Your first several sessions are usually quite different from subsequent sessions here at Phenix:

  • Our free consult gives you the opportunity to ask the questions needed to determine if you have chosen the right person to work with.  We also will complete basic mental health screenings to ensure that tele-therapy is the right level of care for you.  We intentionally utilize only a one-page information form prior to the appointment because we understand that we cannot expect full disclosure from someone we have not met and we have not yet established a therapeutic relationship.
  • If you choose to initiate therapy after the free consult, you will receive full disclosure documents electronically so that you can see the details of our therapeutic relationship but you do not have to sign it until after your first appointment where you can clarify anything that does not make sense to you. During this first therapy appointment, we discuss your goals and the potential ways in which we would be helpful to you, finalizing a tentative plan for moving forward if that is agreeable to you.
  • Intake documents are shared electronically after the first therapy appointment for you to complete.  By this time, you have met with your therapist twice and can feel a little more comfortable sharing detailed information.  The second therapy appointment is what we call an “intake” during which we ask a number of questions designed to obtain the details of your concerns as well as the context in which these concerns occur: social, physical, emotional and mental history as well as current status.  If you wish to include your spiritual journey – that is discussed as well.  This gives your therapist a window into your complex world.
  • At the third appointment, your therapist will generally offer a summary of all that has been shared as well as their understanding of the presenting concerns and it’s underlying components.  Often, your therapist connects dots, pointing out dynamics that may have gone unnoticed.  This is a collaborative process in which you participate to shape an overall narrative that then drives the action plan to be created.  You and your therapist establish goals and agree upon interventions for pursuing them.

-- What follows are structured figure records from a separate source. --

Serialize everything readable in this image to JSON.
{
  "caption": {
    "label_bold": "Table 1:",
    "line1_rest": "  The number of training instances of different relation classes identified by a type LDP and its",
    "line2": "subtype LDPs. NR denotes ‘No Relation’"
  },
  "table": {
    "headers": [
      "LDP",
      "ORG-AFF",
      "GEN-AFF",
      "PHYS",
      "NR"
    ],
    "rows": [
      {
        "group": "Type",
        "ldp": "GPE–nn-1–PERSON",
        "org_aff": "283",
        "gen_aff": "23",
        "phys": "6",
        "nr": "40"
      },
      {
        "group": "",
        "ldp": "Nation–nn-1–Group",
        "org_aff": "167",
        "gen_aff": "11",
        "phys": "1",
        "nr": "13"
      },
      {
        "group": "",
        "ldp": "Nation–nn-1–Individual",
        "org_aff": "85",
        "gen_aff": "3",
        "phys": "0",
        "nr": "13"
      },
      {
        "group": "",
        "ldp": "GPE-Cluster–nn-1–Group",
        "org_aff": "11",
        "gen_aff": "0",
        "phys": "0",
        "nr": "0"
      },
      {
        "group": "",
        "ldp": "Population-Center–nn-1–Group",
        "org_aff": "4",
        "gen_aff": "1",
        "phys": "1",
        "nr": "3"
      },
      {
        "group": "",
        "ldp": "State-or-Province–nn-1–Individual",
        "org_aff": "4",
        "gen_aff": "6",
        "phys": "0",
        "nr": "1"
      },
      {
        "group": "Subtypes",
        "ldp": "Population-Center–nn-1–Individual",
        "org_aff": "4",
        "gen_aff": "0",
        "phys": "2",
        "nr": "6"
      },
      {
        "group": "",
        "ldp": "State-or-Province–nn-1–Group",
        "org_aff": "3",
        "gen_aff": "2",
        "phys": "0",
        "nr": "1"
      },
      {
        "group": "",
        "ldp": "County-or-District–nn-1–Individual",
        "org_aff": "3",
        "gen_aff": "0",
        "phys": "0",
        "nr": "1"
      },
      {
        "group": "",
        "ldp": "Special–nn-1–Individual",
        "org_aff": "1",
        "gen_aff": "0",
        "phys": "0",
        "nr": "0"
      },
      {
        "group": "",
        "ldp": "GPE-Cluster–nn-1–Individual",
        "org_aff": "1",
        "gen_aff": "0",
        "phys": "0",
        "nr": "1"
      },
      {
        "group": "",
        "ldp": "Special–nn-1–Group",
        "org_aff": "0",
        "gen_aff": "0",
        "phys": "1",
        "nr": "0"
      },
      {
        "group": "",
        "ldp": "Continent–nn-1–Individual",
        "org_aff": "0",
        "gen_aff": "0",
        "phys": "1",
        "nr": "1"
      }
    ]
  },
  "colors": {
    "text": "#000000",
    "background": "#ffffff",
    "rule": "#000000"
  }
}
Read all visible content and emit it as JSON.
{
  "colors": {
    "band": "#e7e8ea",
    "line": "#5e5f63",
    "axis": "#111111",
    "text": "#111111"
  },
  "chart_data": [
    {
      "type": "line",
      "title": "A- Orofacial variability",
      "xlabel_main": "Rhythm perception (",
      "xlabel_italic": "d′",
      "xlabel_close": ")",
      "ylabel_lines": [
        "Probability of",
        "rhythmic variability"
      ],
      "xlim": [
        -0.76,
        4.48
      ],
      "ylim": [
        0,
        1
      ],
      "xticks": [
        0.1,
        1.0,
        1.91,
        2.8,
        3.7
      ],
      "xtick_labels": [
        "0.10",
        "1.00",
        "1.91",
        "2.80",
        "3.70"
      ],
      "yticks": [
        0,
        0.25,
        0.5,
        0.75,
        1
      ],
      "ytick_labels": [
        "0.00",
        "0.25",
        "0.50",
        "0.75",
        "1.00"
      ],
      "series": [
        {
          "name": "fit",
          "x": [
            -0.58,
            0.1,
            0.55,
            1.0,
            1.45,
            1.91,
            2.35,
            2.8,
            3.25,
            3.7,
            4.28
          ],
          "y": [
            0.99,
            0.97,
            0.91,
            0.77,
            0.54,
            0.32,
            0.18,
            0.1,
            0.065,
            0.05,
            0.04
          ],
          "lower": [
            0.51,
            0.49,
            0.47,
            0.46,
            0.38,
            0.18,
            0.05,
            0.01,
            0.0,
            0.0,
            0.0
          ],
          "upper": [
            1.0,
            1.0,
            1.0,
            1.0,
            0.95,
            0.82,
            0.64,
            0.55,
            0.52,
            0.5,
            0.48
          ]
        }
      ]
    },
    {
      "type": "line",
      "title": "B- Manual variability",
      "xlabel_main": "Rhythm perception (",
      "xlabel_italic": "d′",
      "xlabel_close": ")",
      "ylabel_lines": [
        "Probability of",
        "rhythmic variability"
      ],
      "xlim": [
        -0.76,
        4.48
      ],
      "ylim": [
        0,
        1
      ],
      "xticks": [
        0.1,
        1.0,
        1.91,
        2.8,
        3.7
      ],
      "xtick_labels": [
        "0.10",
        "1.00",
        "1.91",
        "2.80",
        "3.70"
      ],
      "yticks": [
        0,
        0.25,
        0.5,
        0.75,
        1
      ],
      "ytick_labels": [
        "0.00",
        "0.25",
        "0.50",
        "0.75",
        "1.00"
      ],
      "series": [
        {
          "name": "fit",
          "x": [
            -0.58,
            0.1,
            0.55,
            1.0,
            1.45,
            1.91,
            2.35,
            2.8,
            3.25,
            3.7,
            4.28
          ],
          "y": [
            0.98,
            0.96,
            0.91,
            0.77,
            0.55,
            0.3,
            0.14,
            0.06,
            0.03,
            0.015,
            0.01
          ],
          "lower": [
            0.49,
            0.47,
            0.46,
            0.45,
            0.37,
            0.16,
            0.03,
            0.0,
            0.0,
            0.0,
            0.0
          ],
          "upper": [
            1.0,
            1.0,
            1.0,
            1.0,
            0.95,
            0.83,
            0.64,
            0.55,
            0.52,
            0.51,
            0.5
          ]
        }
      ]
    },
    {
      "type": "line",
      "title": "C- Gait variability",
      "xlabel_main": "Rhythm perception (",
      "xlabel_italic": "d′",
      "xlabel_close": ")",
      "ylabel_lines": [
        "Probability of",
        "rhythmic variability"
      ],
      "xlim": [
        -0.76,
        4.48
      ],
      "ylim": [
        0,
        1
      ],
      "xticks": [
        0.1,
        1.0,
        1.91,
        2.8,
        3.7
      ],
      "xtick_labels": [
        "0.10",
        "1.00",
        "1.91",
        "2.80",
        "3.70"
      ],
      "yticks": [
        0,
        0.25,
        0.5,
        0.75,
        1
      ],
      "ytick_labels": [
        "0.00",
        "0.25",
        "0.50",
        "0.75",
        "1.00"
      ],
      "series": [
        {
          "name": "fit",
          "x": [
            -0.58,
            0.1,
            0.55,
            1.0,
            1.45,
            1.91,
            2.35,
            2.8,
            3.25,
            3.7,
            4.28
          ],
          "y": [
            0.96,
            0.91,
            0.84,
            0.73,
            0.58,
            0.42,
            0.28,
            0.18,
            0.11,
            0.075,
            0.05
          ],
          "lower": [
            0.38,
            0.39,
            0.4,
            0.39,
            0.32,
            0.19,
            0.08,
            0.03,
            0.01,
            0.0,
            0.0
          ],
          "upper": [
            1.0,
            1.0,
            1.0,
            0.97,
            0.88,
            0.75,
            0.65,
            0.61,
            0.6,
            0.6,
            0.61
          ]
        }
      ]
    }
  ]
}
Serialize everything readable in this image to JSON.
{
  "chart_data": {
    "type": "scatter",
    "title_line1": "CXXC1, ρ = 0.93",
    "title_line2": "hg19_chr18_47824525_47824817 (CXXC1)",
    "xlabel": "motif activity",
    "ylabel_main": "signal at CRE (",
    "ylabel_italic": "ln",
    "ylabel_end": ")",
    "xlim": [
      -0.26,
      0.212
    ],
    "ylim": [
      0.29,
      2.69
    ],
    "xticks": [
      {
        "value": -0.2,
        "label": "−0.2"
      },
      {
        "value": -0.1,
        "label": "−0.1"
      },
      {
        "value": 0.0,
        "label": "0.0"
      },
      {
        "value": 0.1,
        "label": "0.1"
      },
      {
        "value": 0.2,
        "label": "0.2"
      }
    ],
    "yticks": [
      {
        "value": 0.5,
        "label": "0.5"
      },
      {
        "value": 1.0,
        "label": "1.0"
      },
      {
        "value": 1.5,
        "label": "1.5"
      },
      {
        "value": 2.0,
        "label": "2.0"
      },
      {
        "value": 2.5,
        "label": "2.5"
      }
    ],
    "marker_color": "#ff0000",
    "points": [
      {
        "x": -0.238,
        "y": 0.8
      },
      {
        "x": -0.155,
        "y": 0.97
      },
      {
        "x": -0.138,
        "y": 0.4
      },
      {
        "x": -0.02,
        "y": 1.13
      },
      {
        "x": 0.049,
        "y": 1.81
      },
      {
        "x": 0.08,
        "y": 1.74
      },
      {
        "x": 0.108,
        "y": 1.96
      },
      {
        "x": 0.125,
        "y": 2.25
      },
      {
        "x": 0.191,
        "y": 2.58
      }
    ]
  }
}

From that point forward, appointments typically involve: discussions of progress, exploration of emerging insight, expressive activities (non verbal interventions such as art), skill learning and relational check-ins (monitoring your relationship with your therapist).  A sacred space is created where you can be fully who you are, saying/expressing exactly what you need to say with privacy and no judgment.  Your therapist guides these interactions according to the goals you established at the beginning, though those goals may be adjusted along the way.  Each time we meet, you create action plans for applying what happens in therapy to your daily life.  It is these experiments in your world that become a main topic of our meetings – determining what is working, what is not and why.  Clients always have control over what they wish to discuss though your therapist will challenge the areas you tend to avoid as they are often most relevant.  Even so, you are always in the driver’s seat.

There is no standard length of time for therapy.  The number of sessions clients come in for varies wildly. Much depends on the complexity of their goals and the depth they are willing to go in transformation of self.  Some clients reach a satisfactory level of growth after a few months…some clients who wish to tackle long-term, traumatic issues attend therapy for years – albeit spaced out such as monthly appointments.  Again, you determine how far you want to go and for how long. Hopefully, this helps bring clarity to the therapy process.  We are much more likely to take a new path if we have some idea of what to expect!